The investigation has focused on the legality of certain payments related to loans, the bookkeeping and records related to the loan payments, along with the classification of compensation for certain employees under both the FCPA and local law.
The FCPA is a United States bribery and corruption law that makes it unlawful to make payments to foreign government officials in order to assist in obtaining or retaining business. The two specific provisions at play here are the anti-bribery provision as well as the books and records provision. The anti-bribery provision prohibits any offer or payment of anything of value in order to obtain or retain business. The books and records provision requires companies whose securities are listed in the United States to meet certain accounting provisions, including making and keeping books and records that accurately and fairly reflect the transactions of the corporation; and devising and maintaining an adequate system of internal accounting controls.

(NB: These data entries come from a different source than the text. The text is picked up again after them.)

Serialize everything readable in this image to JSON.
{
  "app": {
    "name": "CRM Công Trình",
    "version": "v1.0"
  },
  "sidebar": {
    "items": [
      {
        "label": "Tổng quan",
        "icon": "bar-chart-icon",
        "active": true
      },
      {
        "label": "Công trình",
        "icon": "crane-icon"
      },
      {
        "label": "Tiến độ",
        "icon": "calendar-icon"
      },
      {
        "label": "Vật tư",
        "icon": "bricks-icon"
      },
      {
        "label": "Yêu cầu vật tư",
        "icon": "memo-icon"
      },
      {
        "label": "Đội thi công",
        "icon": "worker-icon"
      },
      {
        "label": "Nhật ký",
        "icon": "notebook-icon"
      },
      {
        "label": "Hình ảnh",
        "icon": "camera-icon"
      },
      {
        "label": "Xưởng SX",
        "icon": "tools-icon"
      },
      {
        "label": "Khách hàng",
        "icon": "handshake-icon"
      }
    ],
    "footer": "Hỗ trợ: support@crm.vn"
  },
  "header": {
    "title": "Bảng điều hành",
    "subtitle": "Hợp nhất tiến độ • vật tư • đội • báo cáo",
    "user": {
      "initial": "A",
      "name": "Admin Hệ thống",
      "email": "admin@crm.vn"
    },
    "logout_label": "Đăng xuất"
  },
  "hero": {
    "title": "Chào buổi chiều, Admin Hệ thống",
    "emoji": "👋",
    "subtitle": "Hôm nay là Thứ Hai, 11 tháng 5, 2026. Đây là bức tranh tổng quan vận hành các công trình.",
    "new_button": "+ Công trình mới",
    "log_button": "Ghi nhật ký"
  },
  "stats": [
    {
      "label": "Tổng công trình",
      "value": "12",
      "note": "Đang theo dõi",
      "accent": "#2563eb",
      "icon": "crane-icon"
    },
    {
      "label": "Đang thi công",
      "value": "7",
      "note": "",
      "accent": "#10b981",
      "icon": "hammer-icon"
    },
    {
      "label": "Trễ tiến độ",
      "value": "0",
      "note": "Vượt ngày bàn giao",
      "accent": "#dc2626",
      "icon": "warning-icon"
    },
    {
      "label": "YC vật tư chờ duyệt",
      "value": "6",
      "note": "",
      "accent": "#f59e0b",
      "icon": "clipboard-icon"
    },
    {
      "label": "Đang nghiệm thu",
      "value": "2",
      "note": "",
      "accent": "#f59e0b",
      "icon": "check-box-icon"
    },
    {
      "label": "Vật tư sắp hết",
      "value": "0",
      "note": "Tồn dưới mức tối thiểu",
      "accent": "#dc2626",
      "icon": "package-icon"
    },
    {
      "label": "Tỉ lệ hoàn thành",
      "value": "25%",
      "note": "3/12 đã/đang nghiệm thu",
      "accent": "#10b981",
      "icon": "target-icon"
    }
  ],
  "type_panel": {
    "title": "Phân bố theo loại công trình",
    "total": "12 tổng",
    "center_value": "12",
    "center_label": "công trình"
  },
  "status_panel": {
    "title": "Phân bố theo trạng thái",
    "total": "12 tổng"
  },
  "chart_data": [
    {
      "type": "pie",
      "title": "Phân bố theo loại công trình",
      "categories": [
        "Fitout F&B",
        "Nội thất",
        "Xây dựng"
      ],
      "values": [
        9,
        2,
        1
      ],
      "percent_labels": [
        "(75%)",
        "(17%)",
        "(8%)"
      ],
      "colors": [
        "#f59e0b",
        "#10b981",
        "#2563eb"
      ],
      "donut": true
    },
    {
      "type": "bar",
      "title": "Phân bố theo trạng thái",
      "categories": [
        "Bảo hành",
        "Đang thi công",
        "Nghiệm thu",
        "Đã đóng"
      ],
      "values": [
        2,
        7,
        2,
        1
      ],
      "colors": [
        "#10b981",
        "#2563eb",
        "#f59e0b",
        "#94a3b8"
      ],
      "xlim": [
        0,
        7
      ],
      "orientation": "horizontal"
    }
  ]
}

World Acceptance said in its annual report filed with the SEC that the probe was looking specifically at whether improper payments were made between 2010 and 2017, by or on behalf of its Mexican subsidiary to government officials in Mexico in relation to loans to unionized employees.
While the FCPA often is used in tandem by the SEC and DOJ to investigate companies with significant international operations, the government historically has investigated companies in the oil, telecom, and healthcare industries. However, there has been a recent trend where the SEC and DOJ have brought enforcement actions against financial institutions.
For example, in the past four years alone, financial institutions have paid at least $250 million to the SEC and DOJ in order to settle FCPA claims. The investigations included a practice of hiring relatives and referrals of government officials in order to gain business and internship hiring practices which violated the FCPA.
When considering settlement numbers, the SEC and DOJ often took into account whether the companies voluntarily disclosed any potential wrongdoing and whether they cooperated during the investigation. World Acceptance voluntarily contacted both the SEC and DOJ about its internal investigation and has reportedly fully cooperated during the investigation. Further, World Acceptance sold its Mexico operations in 2018. It is worth noting that while the $21.7 million that World Acceptance has set aside is solely in anticipation of settling the SEC investigation, as of now there has been no word of a settlement with the DOJ.
In 2018, World Acceptance was under investigation by the Consumer Financial Protection Bureau, which looked into the consumer lender’s marketing and lending practices. However, the CFPB ultimately recommended no further action be taken against World Acceptance.
While FCPA investigations traditionally have targeted other industries, it has become clear that the SEC and DOJ have set their sights on financial institutions, particularly those with significant international operations. It is important, perhaps now more than ever, that financial institutions have robust FCPA compliance measures in place.